BMO analyst Alex Arfaei very much agrees, noting that Bristol will actually face significant headwinds in 2019. The analyst wrote, “Opdivo is the most important growth driver and we estimate ~45% of its sales come from lung cancer, almost all second-line (2L). This market will shrink as more patients are treated by MRK’s Keytruda in 1L following compelling KN-189 results. The rate of this shrinkage is unclear, but we do expect very strong uptake of Keytruda. Bristol needs competitive data 1L-lung data to offset the 2L decline, and the prospects for that are unclear.”

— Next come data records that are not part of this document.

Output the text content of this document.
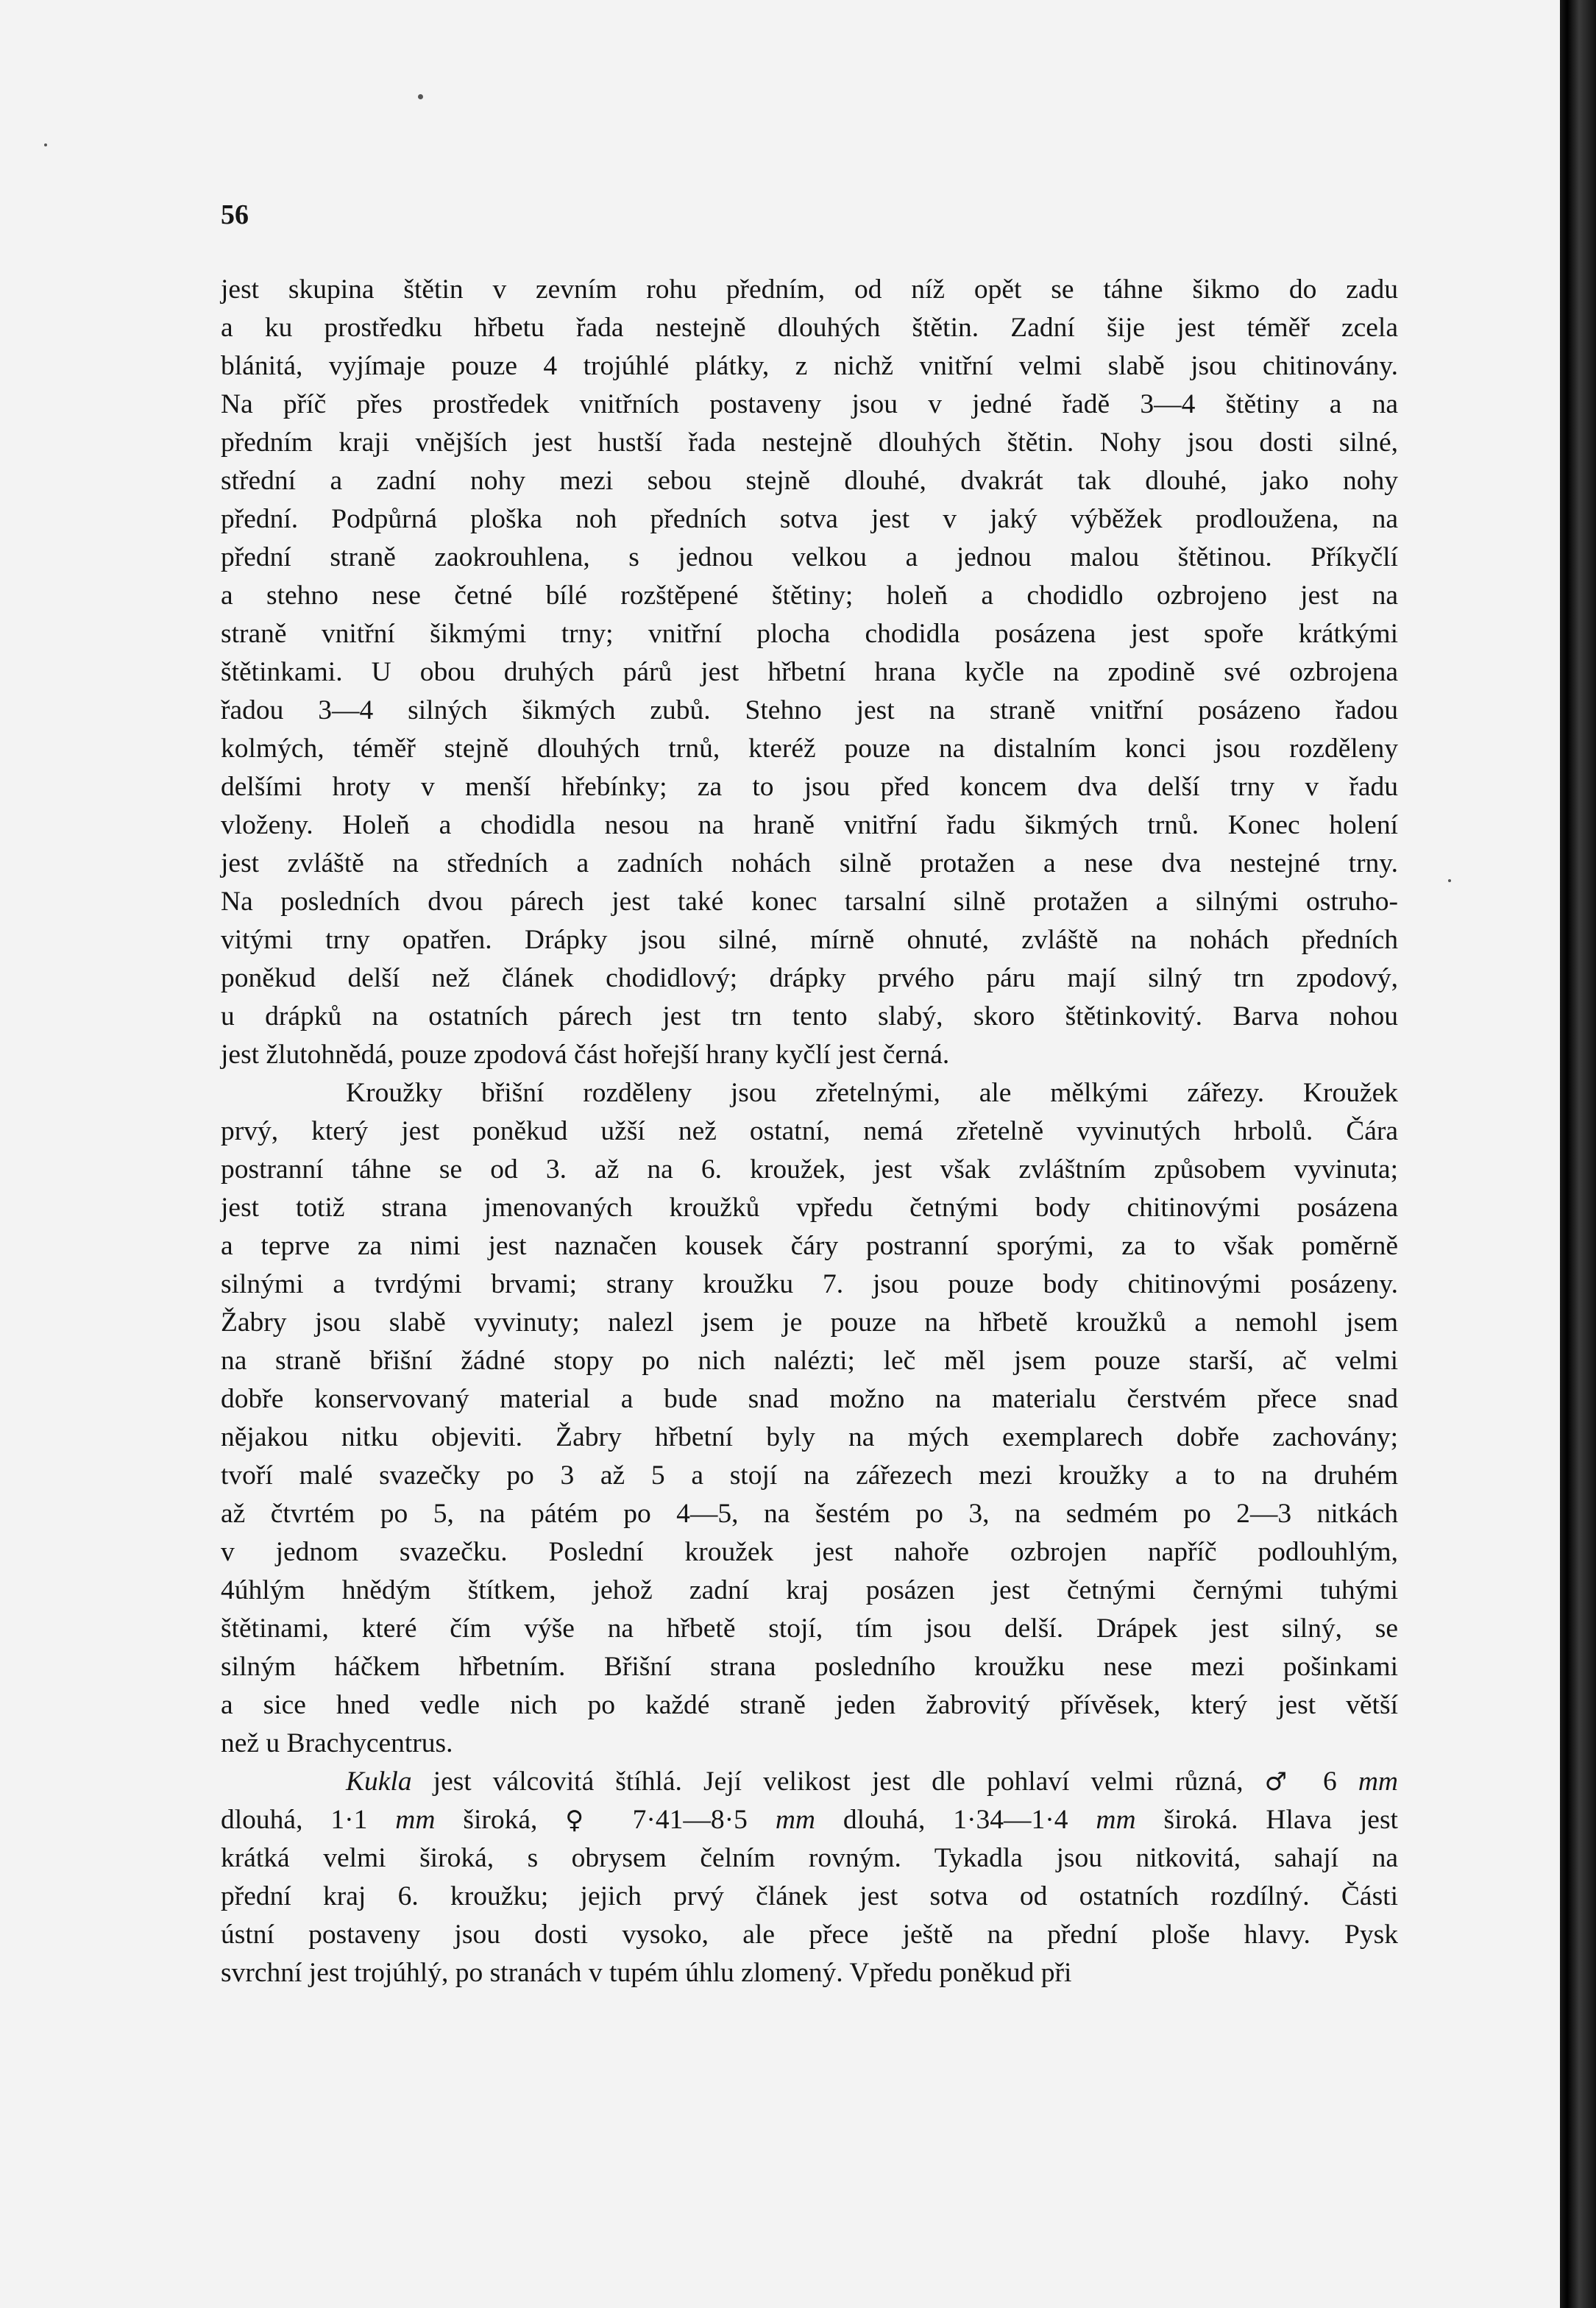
56
jest skupina štětin v zevním rohu předním, od níž opět se táhne šikmo do zadu
a ku prostředku hřbetu řada nestejně dlouhých štětin. Zadní šije jest téměř zcela
blánitá, vyjímaje pouze 4 trojúhlé plátky, z nichž vnitřní velmi slabě jsou chitinovány.
Na příč přes prostředek vnitřních postaveny jsou v jedné řadě 3—4 štětiny a na
předním kraji vnějších jest hustší řada nestejně dlouhých štětin. Nohy jsou dosti silné,
střední a zadní nohy mezi sebou stejně dlouhé, dvakrát tak dlouhé, jako nohy
přední. Podpůrná ploška noh předních sotva jest v jaký výběžek prodloužena, na
přední straně zaokrouhlena, s jednou velkou a jednou malou štětinou. Příkyčlí
a stehno nese četné bílé rozštěpené štětiny; holeň a chodidlo ozbrojeno jest na
straně vnitřní šikmými trny; vnitřní plocha chodidla posázena jest spoře krátkými
štětinkami. U obou druhých párů jest hřbetní hrana kyčle na zpodině své ozbrojena
řadou 3—4 silných šikmých zubů. Stehno jest na straně vnitřní posázeno řadou
kolmých, téměř stejně dlouhých trnů, kteréž pouze na distalním konci jsou rozděleny
delšími hroty v menší hřebínky; za to jsou před koncem dva delší trny v řadu
vloženy. Holeň a chodidla nesou na hraně vnitřní řadu šikmých trnů. Konec holení
jest zvláště na středních a zadních nohách silně protažen a nese dva nestejné trny.
Na posledních dvou párech jest také konec tarsalní silně protažen a silnými ostruho-
vitými trny opatřen. Drápky jsou silné, mírně ohnuté, zvláště na nohách předních
poněkud delší než článek chodidlový; drápky prvého páru mají silný trn zpodový,
u drápků na ostatních párech jest trn tento slabý, skoro štětinkovitý. Barva nohou
jest žlutohnědá, pouze zpodová část hořejší hrany kyčlí jest černá.
Kroužky břišní rozděleny jsou zřetelnými, ale mělkými zářezy. Kroužek
prvý, který jest poněkud užší než ostatní, nemá zřetelně vyvinutých hrbolů. Čára
postranní táhne se od 3. až na 6. kroužek, jest však zvláštním způsobem vyvinuta;
jest totiž strana jmenovaných kroužků vpředu četnými body chitinovými posázena
a teprve za nimi jest naznačen kousek čáry postranní sporými, za to však poměrně
silnými a tvrdými brvami; strany kroužku 7. jsou pouze body chitinovými posázeny.
Žabry jsou slabě vyvinuty; nalezl jsem je pouze na hřbetě kroužků a nemohl jsem
na straně břišní žádné stopy po nich nalézti; leč měl jsem pouze starší, ač velmi
dobře konservovaný material a bude snad možno na materialu čerstvém přece snad
nějakou nitku objeviti. Žabry hřbetní byly na mých exemplarech dobře zachovány;
tvoří malé svazečky po 3 až 5 a stojí na zářezech mezi kroužky a to na druhém
až čtvrtém po 5, na pátém po 4—5, na šestém po 3, na sedmém po 2—3 nitkách
v jednom svazečku. Poslední kroužek jest nahoře ozbrojen napříč podlouhlým,
4úhlým hnědým štítkem, jehož zadní kraj posázen jest četnými černými tuhými
štětinami, které čím výše na hřbetě stojí, tím jsou delší. Drápek jest silný, se
silným háčkem hřbetním. Břišní strana posledního kroužku nese mezi pošinkami
a sice hned vedle nich po každé straně jeden žabrovitý přívěsek, který jest větší
než u Brachycentrus.
Kukla jest válcovitá štíhlá. Její velikost jest dle pohlaví velmi různá, ♂ 6 mm
dlouhá, 1·1 mm široká, ♀ 7·41—8·5 mm dlouhá, 1·34—1·4 mm široká. Hlava jest
krátká velmi široká, s obrysem čelním rovným. Tykadla jsou nitkovitá, sahají na
přední kraj 6. kroužku; jejich prvý článek jest sotva od ostatních rozdílný. Části
ústní postaveny jsou dosti vysoko, ale přece ještě na přední ploše hlavy. Pysk
svrchní jest trojúhlý, po stranách v tupém úhlu zlomený. Vpředu poněkud při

“We highly doubt Opdivo + Yervoy, or Opdivo + chemo could produce better survival results vs. KN-189; and it is survival that matters above all. If the 1L results are on par or inferior vs. Keytruda, Bristol will likely gain much lower share given that it is still at least 1.5 years away (like Tecentriq in 2L). We believe the trial that has the best chance of showing strong 1L data is CM-9LA, which has a chemo lead-in to Opdivo + Yervoy, but that’s expected in 2H19. Importantly, Bristol likely won’t get Opdivo monotherapy to the 1L market; that’s an important segment (sicker patients who can’t tolerate combos), and Keytruda likely will be the only option,” the analyst added.

As such, Arfaei reiterates an Underperform rating on Bristol Myers shares, while cutting the price target to $47.00 (from $51.00), which represents a potential downside of 11% from where the stock is currently trading. (To watch Arfaei’s track record, click here)

Overall, out of the 8 analysts polled in the past 3 months, 4 rate Bristol Myers Squibb stock a Buy, 3 rate the stock a Hold and 1 recommends Sell. With a return potential of 25%, the stock’s consensus target price stands at $65.75.